Of course, all this is only relevant for the revived language because of the insistence of revivalists on a fifteenth century, or perhaps in reality thirteenth century, base. By 1700 only three unrounded front vowels accounted for the vast majority of such words and there is less of a problem.

The simple and more elegant alternative – to base revived Cornish on the most recent historic phase – must not be allowed to rear its head however. In this article the aura of scientific detachment masks an ideological naivete and lack of reflexiveness that has become a familiar trope within the Cornish language movement. Occasionally it peers out from the undergrowth of technical language and statistical sophistication. For instance, he reports that ‘in an attempt to reduce the chronic strife between these (Late or Modern Cornish users) and the majority, a new “political” orthography was introduced’, as if there were orthographies that aren’t ‘political’.

In any case the politics of this particular ‘political’ orthography would appear to have worked to the advantage of medieval Cornish. These days, the late variants of the SWF are comprehensively ignored or excluded rather than given the ‘equal’ status that was part of the original SWF agreement. Ken George might also reflect on the fact that in his Table 34 in this article all the spellings of the SWF (Middle variant) are identical to those of Kernewek Kemmyn. The SWF(M) is actually KK-lite and both are effectively based on a Cornish last spoken around 1300.
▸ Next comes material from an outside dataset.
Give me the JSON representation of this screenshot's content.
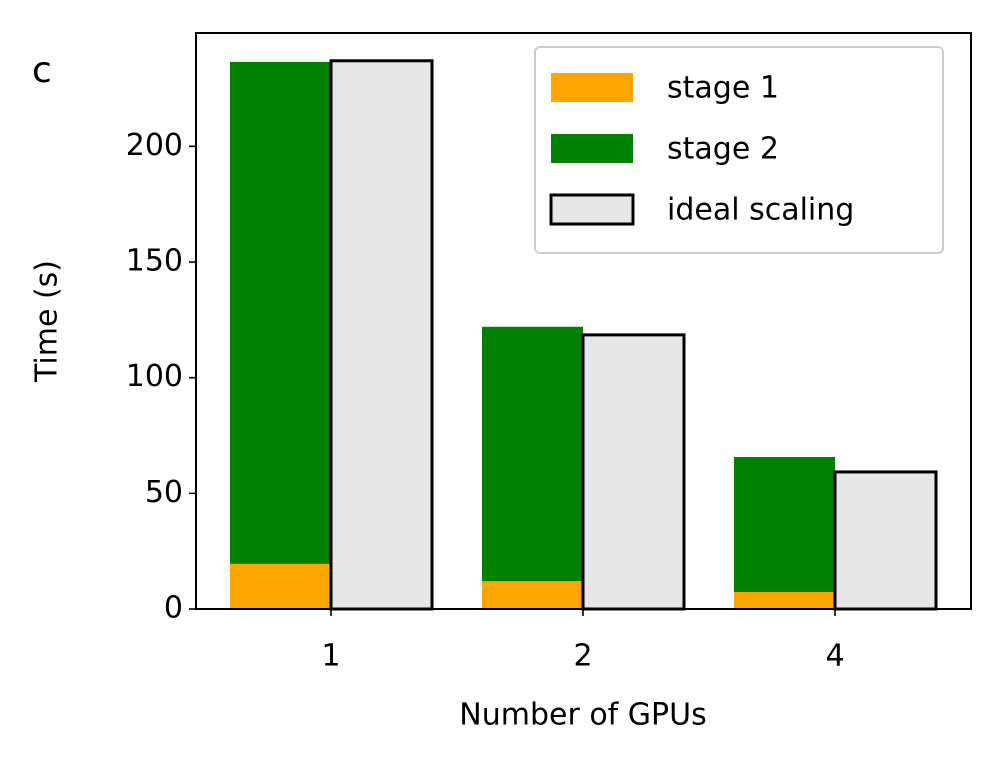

This early medieval basis for revived Cornish is even more bizarre when we consider the number of neologisms and lexical inventions that litter the revived language as it seeks to mimic living vernacular languages. Taking six pages of the Gerlyver Meur at random we find that 44% of the 118 words were not actually attested in the texts. Revived medieval Cornish is fine as a hobby but the tendency to date historical changes to much later periods plus the necessarily high proportion of neologisms combined with an excessive resort to subjective purism in lexical choice means it has little connection to historical Cornish – of any phase.